Barnyard millet sevai(vermicelli):
Millet vermicelli contains high amount of protien and fibre.Special process that ensures non-sticky and helps in better digestion.Vermicelli is a Nutritious meal.They are versatile and can be used from breakfast to delicious desserts!
Health Benefits of Barnyard millets
- Naturally grown. without chemicals and pesticides
- Diabetes Management Millet
- 3 times more dietary fibre than white rice
- 7 times more iron, 4 times more magnesium, almost 3 times more phosphorus& calcium, and 2.5 times more zinc than white rice
- 6 times more vitamin B1 than white rice
Millets are nutritious, non-glutinous and are not acid forming foods , thus making them very easy to digest.
Consuming millets as part of your daily diet is not a new concept. In fact, the population of central and southern India would consume millets almost regularly as a staple food until the Green Revolution made rice and wheat more accessible. Our aim is to bring back our traditional food practices in this modern era.
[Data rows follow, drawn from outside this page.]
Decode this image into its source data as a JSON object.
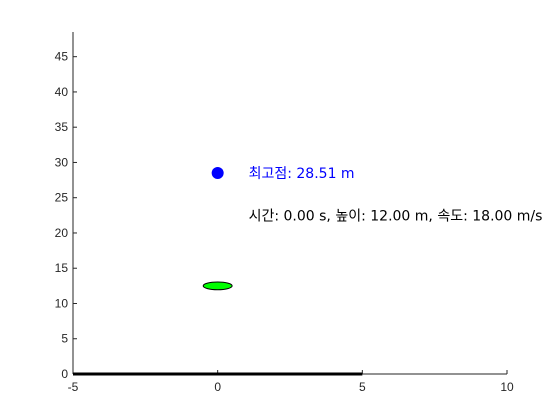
{
  "chart_data": {
    "type": "scatter",
    "xlim": [
      -5,
      10
    ],
    "ylim": [
      0,
      48.5
    ],
    "x_ticks": [
      -5,
      0,
      5,
      10
    ],
    "y_ticks": [
      0,
      5,
      10,
      15,
      20,
      25,
      30,
      35,
      40,
      45
    ],
    "grid": false,
    "ground": {
      "x": [
        -5,
        5
      ],
      "y": [
        0,
        0
      ],
      "color": "#000000"
    },
    "peak_marker": {
      "x": 0,
      "y": 28.51,
      "color": "#0000ff"
    },
    "ball": {
      "x": 0,
      "y": 12.5,
      "rx": 0.5,
      "ry": 0.55,
      "color": "#00ff00"
    },
    "annotations": [
      {
        "text": "최고점: 28.51 m",
        "x": 1,
        "y": 28.51,
        "color": "#0000ff"
      },
      {
        "text": "시간: 0.00 s, 높이: 12.00 m, 속도: 18.00 m/s",
        "x": 1,
        "y": 22.5,
        "color": "#000000"
      }
    ]
  }
}
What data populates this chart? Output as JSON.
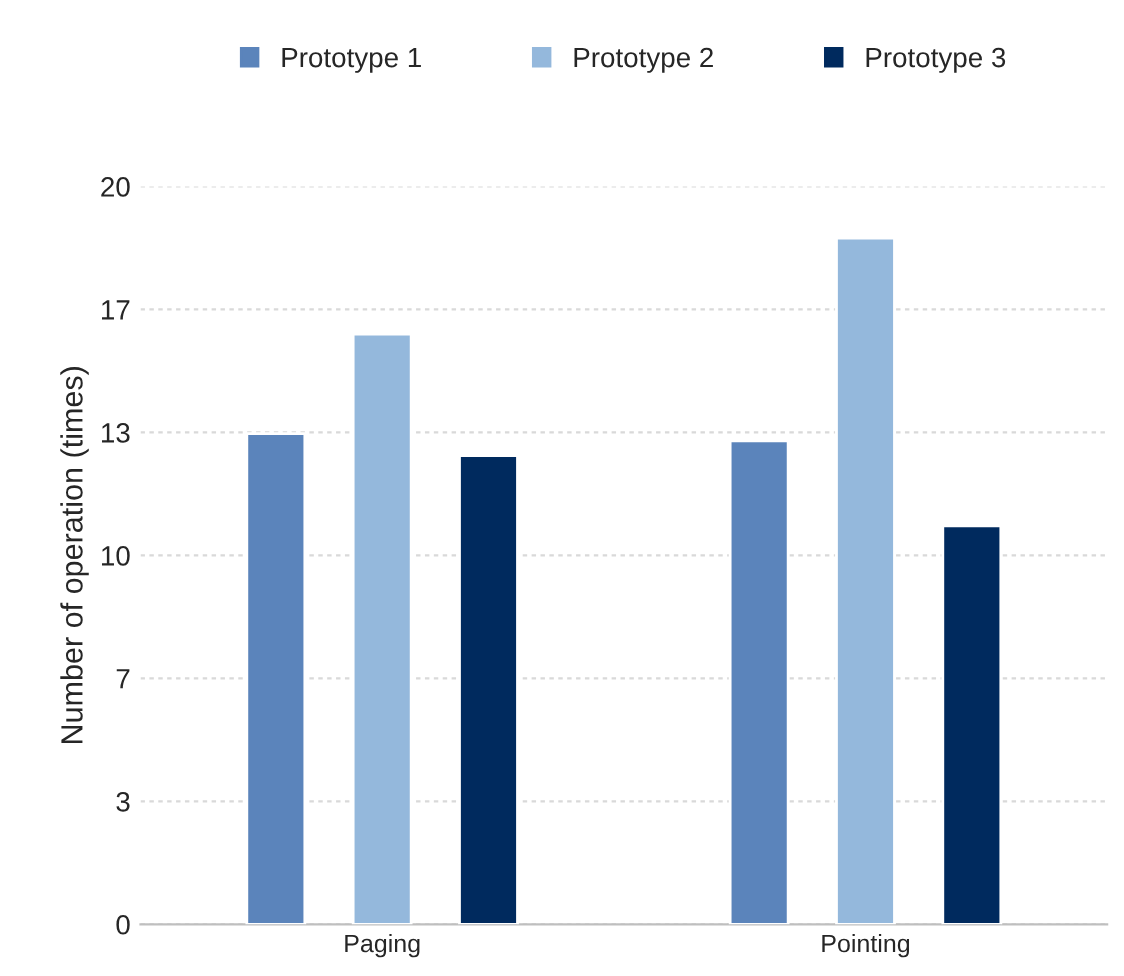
{
  "chart_data": {
    "type": "bar",
    "ylabel": "Number of operation (times)",
    "categories": [
      "Paging",
      "Pointing"
    ],
    "series": [
      {
        "name": "Prototype 1",
        "color": "#5b84bb",
        "values": [
          13.3,
          13.1
        ]
      },
      {
        "name": "Prototype 2",
        "color": "#94b8dc",
        "values": [
          16.0,
          18.6
        ]
      },
      {
        "name": "Prototype 3",
        "color": "#002a5e",
        "values": [
          12.7,
          10.8
        ]
      }
    ],
    "ylim": [
      0,
      20
    ],
    "yticks": [
      0,
      {
        "value": 3.333,
        "label": "3"
      },
      {
        "value": 6.667,
        "label": "7"
      },
      10,
      {
        "value": 13.333,
        "label": "13"
      },
      {
        "value": 16.667,
        "label": "17"
      },
      20
    ],
    "grid": "y",
    "legend": "top"
  }
}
Barnyard Millet Sevai Preparation Method:
Soak the sevai in water for 1 min. Spread it thoroughly on ‘idli pan’ and cook for 10 minutes. In a kadai, splutter mustard seeds, add bengal gram dhal and black gram dhal. Saute green chillies, grated ginger, onions and vegetables of your choice. Add salt to taste. When they are cooked, add the steamed sevai to the kadai, mix well and serve hot. For sweet sevai, add coconut powder and natural sugar (brown).